KlingTeam/Scene-Decoupled-Video-dataset
收藏Hugging Face2026-03-08 更新2026-04-05 收录
下载链接:
https://hf-mirror.com/datasets/KlingTeam/Scene-Decoupled-Video-dataset
下载链接
链接失效反馈官方服务:
资源简介:
---
task_categories:
- video-generation
- text-to-video
language:
- en
tags:
- video
- synthetic
- cinematic
- panoramic image
pretty_name: Scene-Decoupled Video Dataset
size_categories:
- 150G<n<200G
arxiv: 2602.06959
---
# CineScene: Implicit 3D as Effective Scene Representation for Cinematic Video Generation
CVPR 2026: [Arxiv](https://arxiv.org/pdf/2602.06959) | [Project Page](https://karine-huang.github.io/CineScene/)
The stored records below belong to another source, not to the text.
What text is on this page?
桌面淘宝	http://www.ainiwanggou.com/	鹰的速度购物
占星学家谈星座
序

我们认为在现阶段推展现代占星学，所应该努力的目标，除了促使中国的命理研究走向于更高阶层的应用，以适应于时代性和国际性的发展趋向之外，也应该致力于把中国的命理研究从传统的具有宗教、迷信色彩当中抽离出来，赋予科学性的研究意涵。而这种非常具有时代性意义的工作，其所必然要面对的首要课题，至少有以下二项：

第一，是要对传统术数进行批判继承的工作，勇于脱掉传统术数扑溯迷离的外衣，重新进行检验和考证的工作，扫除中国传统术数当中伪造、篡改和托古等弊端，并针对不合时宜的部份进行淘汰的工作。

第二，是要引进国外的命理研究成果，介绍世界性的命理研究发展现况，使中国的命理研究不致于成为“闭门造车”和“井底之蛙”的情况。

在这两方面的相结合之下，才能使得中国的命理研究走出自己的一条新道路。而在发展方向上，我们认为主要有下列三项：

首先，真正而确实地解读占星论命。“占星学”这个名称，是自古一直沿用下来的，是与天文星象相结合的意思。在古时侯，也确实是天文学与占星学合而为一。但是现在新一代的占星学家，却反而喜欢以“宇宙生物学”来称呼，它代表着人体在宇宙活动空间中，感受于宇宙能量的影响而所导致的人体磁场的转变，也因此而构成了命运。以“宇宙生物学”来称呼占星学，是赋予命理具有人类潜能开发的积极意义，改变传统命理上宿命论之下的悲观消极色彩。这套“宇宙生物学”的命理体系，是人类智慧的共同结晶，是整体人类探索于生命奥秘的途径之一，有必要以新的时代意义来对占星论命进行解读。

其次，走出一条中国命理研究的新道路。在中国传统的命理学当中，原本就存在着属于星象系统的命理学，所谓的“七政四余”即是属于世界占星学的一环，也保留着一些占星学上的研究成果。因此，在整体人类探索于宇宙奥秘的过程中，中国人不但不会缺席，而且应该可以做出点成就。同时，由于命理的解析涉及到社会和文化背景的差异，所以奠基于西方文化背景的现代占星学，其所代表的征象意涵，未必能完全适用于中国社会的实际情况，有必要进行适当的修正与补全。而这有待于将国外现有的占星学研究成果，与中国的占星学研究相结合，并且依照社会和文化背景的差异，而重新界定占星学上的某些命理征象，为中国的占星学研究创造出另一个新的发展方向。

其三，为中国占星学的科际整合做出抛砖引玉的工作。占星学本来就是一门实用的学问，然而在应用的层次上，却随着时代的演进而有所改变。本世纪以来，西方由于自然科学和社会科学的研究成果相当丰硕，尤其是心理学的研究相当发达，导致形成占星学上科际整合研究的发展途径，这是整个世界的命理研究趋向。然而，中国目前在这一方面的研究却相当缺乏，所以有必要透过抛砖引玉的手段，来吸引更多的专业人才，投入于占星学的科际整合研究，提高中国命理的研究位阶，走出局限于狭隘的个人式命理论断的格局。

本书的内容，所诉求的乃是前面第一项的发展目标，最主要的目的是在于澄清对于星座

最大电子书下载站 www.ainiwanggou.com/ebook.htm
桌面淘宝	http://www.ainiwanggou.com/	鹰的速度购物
## Scene-Decoupled Video Dataset
TL;DR: The Scene-Decoupled Video Dataset, introduced in CineScene, is a large-scale synthetic dataset for **video generation with decoupled scene**, which encompasses diverse scenes, subjects, and camera movements. This dataset contains camera trajectories, equirectangular panorama (scene image), and videos with/without dynamic subject. The data is organized into "With Human" (whuman) and "Without Human" (wohuman) categories, while panoramas are scene-decoupled and shared across both.
## 1. Directory Tree
```text
.
├── camera/ # Camera trajectories and metadata
│ ├── whuman/ # Sequences containing human characters
│ │ └── <scene_id>/ # e.g., scene1_3x3_loc1_scene_AncientTempleEnv/
│ │ └── <scene_id>_cam.json # Camera parameters
│ └── wohuman/ # Sequences with environment only
│ └── <scene_id>/
│ └── <scene_id>_cam.json
│
├── panorama/ # Scene-decoupled environment maps
│ └── <scene_id>/ # Shared between whuman and wohuman
│ └── <scene_id>_pano.jpeg # 360° Equirectangular panoramic image
│
└── video/ # Rendered video sequences (MP4)
├── whuman/ # Videos with human characters
│ └── <scene_id>/
│ ├── <scene_id>_01_24mm.mp4 # Sub-sequences (01, 02, etc.)
│ ├── <scene_id>_02_24mm.mp4
│ └── ...
└── wohuman/ # Videos without human characters
└── <scene_id>/
├── <scene_id>_01_24mm.mp4
├── ...
```
## 2. Dataset Statistics
* **Total Scale**: 46,816 videos.
* **Scenes**: 3,400 scenes (comprising both *whuman* and *wohuman* scenes) across 35 high-quality 3D environments.
* **Trajectories**: 46,816 camera paths (7 distinct camera trajectories per scene).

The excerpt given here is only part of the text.